Социал-дарвинизм в действии
Строго говоря, все это было известно и раньше: тот же Фишер прямо указывал на сниженную плодовитость британской элиты по сравнению с социальными низами, ссылаясь на данные Фрэнсиса Гальтона — кузена Дарвина и пионера применения статистических методов в биологии. Но то, что в XIX веке намечалось как статистическая тенденция, в веке XX стало кричащей очевидностью. В 1944 году американский историк Ричард Хофштадтер опубликовал книгу «Социал-дарвинизм в американской мысли», ставшую своеобразным почтительным некрологом идее.
О применении дарвинистского подхода к проблемам общества серьезная наука забыла на несколько десятилетий. Только в самое последнее время гуманитарии вновь начинают открывать для себя селекционизм. Оказалось, что, помимо индивидуумов, рас и наций, в обществе существует очень много других достойных изучения объектов — и среди них есть такие, к которым вполне приложима идея естественного отбора. Сегодня этот подход лежит в основе множества самых разных исследований — от сравнительно психологических, пытающихся реконструировать происхождение таких человеческих качеств, как чувство юмора, щедрость или групповая солидарность (в таких работах рассматривается именно классический дарвиновский отбор, правда, действовавший в палеонтологические времена и в форме группового отбора) до изучения факторов, влияющих на успех и длительность существования коммерческих компаний или религиозных общин. Насколько оправдан и плодотворен этот подход — покажет ближайшее будущее.
Однако в том же ХХ веке у селекционизма появилось новое гуманитарное поле — психология. Еще в 1913 году американский психолог Джон Уотсон провозгласил, что психология должна стать настоящей наукой. А для этого она должна иметь дело только с наблюдаемыми факторами. Психику предлагалось рассматривать как «черный ящик», внутреннее устройство которого выяснить нельзя. Однако можно, подавая ему различные сигналы и регистрируя ответные поведенческие реакции, попытаться найти некие закономерности, связывающие одно с другим.

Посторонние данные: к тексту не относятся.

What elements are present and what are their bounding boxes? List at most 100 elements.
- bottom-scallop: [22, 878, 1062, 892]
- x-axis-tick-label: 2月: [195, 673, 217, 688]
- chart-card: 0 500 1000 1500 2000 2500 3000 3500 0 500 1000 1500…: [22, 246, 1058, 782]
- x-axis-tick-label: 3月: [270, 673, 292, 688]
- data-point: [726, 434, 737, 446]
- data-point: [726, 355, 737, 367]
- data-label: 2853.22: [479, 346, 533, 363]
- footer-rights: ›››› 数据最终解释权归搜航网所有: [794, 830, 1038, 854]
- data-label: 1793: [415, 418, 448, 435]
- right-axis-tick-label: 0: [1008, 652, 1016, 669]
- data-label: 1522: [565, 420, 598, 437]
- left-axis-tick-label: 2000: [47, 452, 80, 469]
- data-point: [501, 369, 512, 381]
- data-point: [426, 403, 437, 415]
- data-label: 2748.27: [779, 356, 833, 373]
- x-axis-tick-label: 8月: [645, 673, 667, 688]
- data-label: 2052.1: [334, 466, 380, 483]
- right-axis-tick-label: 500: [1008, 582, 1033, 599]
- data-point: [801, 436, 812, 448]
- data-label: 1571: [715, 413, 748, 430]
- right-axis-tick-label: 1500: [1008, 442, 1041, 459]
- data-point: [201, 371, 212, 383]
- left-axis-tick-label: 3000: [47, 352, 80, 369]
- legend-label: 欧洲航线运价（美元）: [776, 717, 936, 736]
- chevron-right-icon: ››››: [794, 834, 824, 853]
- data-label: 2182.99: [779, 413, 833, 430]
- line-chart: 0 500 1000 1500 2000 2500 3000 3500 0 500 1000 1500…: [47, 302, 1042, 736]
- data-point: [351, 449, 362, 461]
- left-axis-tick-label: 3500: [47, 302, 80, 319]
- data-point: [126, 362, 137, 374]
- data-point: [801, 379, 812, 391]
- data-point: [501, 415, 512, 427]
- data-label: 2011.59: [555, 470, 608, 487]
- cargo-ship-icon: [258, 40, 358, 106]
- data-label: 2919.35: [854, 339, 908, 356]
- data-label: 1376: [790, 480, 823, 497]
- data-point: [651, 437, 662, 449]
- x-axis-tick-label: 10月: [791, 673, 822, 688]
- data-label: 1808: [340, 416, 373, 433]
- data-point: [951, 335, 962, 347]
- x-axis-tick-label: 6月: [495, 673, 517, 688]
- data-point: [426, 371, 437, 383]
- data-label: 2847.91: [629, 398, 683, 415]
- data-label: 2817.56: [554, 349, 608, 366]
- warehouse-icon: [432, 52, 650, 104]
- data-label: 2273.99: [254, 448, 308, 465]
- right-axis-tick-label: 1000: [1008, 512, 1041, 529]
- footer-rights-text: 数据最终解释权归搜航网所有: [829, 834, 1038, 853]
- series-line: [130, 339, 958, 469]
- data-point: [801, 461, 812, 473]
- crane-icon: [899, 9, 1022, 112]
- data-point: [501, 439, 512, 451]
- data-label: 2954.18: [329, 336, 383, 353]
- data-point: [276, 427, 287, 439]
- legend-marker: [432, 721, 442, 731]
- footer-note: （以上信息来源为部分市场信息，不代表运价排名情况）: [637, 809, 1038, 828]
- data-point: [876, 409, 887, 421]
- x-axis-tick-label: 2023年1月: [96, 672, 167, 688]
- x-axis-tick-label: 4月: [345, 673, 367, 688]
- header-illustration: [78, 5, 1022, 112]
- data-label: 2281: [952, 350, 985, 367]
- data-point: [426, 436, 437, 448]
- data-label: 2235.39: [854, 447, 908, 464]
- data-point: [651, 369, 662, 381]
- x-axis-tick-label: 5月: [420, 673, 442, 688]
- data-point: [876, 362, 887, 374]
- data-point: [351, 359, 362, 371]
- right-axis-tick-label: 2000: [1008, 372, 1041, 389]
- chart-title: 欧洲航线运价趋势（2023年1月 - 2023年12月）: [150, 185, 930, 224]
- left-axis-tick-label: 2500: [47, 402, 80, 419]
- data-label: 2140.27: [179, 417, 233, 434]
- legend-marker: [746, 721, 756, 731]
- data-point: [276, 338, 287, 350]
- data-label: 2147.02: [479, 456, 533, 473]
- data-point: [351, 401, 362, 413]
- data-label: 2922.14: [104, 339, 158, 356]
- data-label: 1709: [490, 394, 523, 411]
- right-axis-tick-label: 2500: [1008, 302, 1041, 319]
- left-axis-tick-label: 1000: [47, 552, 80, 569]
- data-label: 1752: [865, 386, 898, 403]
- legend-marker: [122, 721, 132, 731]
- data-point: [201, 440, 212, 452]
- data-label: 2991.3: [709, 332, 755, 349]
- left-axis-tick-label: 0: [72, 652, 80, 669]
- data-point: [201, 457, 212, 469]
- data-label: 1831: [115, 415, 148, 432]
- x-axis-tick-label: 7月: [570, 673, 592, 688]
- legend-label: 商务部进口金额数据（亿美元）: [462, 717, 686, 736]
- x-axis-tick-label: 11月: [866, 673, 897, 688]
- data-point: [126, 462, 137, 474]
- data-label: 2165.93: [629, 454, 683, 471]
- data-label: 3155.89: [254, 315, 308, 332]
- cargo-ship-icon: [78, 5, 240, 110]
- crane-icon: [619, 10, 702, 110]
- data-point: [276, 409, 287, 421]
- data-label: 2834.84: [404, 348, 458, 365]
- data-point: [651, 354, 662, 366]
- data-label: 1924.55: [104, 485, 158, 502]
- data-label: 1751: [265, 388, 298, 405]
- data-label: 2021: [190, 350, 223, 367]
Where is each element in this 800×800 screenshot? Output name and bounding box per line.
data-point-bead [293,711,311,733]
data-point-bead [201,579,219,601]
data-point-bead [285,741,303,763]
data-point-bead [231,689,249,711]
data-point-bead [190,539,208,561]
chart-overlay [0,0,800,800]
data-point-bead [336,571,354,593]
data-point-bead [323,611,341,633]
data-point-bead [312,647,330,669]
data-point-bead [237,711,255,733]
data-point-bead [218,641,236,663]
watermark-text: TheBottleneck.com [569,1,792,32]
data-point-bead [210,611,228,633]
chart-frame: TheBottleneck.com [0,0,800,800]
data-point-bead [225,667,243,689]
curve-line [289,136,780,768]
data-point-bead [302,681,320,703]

История величия и падения бихевиоризма (так назвали новое направление) заслуживает отдельного и подробного разговора. Для нас же сейчас важно, что среди множества теоретических трудностей, с которыми вскоре столкнулся бихевиоризм, оказалась и такая: а откуда, собственно, берутся сами реакции? Вот любимая модель бихевиористов — крыса, обучающаяся нажимать на рычаг, чтобы получить еду. Раньше она никаких рычагов не видела, и врожденной реакции на них у нее нет. Из структуры самого стимула тоже ничего не выведешь: тот же рычаг с равным успехом может включать ток на решетчатом полу под ее лапами. Так что же заставляет ее нажать в первый раз?
Последовательно бихевиористский ответ на этот вопрос дал Бёррус Фредерик Скиннер — классик бихевиоризма; ученый, которого члены Американской психологической ассоциации в 1972 г. поставили на первое место в списке самых выдающихся психологов XX века (второе место занял Зигмунд Фрейд). По Скиннеру формирование поведения представляет собой полный аналог дарвиновского отбора. Сначала организм совершает разнообразные беспорядочные простые движения. Некоторые из них приводят к успеху (появляется еда) — такие действия закрепляются и в дальнейшем производятся уже каждый раз при попадании в экспериментальную ситуацию; прочие же выбраковываются. Если условия опыта усложнить (скажем, крысе надо нажать последовательно на два рычага, причем в строго определенном порядке), то соответствующее изменение поведения опять будет формироваться «методом тыка», но уже на базе ранее усвоенного навыка. И если в эволюции естественный отбор, накапливая и суммируя ничтожные отклонения, создает такие сложные и совершенные структуры, как глаз или птичье крыло, то почему аналогичный процесс в психике не может формировать сложнейшие поведенческие акты? Немного усердия — и любой сложнейший многоходовый план стратега или гениального шахматиста можно будет представить как последовательность простейших действий, рожденных когда-то механическим перебором и зафиксированных подкреплением.
Увы, и эта «очевидность» оказалась ложной. Работы исследователей других направлений, а также наиболее талантливых и интеллектуально честных бихевиористов (таких, как Харри Харлоу) показали, что поведение невозможно свести к схеме «стимул — реакция — подкрепление». Животное, конечно, постоянно вносит поправки в свое поведение в соответствии с его результатами. Но и эти поправки, и первоначальное поведение никогда не рождаются из случайного перебора бессмысленных движений: они всегда опираются на внутренние представления животного о ситуации, в конечном счете — на врожденные поведенческие реакции. И в природных условиях (а не в предельно искусственной среде «ящика Скиннера») они с самого начала более или менее адаптивны.